In the study, participants used an unusual source to explore ways of giving directions: the popular children’s book “Where's Wally” (“Where's Waldo?” in the U.S. – Ed.).

“We collected the data by asking people to describe randomly selected characters in pictures from the book,” Micha Elsner, Assistant Professor at the Department of Linguistics, Ohio State University and co-author on the study, explained to Metro. “The data about listeners after finding a target character on the image was collected in the lab. We carried out several statistical analyses and it turned out that impact of the right order is about four tenths of a second.”

Researchers confirmed that when people described characters with reference to a landmark ("next to the sphinx is the man you're looking for"), they were more likely to place the landmark first if it's easier to see. Second, this ordering principle helps listeners find the target faster.

The study demonstrated that language and vision must work together to create good descriptions.
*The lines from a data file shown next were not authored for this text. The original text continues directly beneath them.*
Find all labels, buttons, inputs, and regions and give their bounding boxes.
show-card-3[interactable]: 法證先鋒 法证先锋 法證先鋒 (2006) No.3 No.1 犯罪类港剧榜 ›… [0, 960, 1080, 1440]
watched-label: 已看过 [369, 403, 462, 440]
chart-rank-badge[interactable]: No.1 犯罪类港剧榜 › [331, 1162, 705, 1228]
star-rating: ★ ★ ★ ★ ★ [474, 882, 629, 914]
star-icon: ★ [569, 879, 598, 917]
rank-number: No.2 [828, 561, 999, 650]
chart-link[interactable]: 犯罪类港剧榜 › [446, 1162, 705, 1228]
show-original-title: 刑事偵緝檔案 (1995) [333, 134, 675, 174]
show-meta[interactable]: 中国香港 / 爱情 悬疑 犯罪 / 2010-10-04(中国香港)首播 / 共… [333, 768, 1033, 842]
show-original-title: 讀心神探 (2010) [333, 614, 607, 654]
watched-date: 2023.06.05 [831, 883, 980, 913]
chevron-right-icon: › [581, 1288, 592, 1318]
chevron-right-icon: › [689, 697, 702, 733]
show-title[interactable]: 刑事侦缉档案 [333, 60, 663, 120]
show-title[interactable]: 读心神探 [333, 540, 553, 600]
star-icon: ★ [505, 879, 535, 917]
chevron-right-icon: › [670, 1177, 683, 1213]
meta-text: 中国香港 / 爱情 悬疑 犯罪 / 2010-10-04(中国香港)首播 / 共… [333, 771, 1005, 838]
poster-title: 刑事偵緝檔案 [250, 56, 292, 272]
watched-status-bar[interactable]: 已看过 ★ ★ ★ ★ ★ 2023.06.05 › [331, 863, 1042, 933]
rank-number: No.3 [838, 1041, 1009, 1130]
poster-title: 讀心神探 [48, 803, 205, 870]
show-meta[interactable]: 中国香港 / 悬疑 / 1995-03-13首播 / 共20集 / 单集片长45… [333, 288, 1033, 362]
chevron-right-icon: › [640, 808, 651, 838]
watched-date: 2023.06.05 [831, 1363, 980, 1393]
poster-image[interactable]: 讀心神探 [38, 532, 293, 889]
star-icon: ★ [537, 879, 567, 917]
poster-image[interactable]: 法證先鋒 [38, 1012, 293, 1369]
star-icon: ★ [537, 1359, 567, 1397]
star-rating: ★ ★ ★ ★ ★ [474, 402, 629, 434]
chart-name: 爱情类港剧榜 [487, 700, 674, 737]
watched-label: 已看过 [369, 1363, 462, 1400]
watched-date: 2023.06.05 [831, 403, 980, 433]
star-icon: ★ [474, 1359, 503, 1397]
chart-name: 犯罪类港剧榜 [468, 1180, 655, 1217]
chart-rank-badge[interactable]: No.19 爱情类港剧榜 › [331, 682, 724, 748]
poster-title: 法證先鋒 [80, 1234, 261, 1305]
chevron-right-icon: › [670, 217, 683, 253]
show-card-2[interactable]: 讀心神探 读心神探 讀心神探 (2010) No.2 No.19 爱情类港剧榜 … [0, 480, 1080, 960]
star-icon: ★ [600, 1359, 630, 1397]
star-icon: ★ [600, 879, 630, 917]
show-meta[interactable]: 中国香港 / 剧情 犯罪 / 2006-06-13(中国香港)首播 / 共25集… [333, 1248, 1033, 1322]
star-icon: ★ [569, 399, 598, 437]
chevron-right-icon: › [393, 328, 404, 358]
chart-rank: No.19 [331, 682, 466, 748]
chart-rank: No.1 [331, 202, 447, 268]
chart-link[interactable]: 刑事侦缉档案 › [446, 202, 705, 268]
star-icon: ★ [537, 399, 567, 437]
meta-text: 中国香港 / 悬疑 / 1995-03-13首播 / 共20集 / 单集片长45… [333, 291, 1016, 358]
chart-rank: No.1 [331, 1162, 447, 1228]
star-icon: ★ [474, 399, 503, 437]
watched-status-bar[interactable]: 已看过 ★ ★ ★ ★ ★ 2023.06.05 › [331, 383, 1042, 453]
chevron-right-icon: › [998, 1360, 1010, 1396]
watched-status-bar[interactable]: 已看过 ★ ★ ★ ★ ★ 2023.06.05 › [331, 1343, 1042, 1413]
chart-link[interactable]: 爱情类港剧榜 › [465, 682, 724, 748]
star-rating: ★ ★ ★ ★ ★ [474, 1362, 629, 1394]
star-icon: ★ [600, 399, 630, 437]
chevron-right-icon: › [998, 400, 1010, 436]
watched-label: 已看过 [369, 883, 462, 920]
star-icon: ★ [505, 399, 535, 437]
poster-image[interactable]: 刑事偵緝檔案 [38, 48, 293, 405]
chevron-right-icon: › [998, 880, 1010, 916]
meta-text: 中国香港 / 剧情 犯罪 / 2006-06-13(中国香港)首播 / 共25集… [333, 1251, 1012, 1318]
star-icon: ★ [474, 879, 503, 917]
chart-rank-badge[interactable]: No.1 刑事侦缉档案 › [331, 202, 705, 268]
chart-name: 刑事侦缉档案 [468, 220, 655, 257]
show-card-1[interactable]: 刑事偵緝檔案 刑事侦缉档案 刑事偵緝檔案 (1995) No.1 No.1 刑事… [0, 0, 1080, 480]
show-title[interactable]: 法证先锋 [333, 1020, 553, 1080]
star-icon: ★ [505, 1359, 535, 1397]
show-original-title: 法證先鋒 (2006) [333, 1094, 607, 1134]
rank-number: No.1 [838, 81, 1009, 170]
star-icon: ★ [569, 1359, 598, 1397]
It was previously thought the two worked independently, scientists said. 

Aside from people adeptly doling out directions, another application this research could find is in computer algorithms for automatic direction-giving. “It is also a step towards better automatically generated directions from systems like Google Maps,” Elsner added. “We'd like to actually implement a computer direction-giver that can do this.” 

In further research, scientists hope to make experiments to explore the psychological impact of specific visual features that are easier or harder to describe.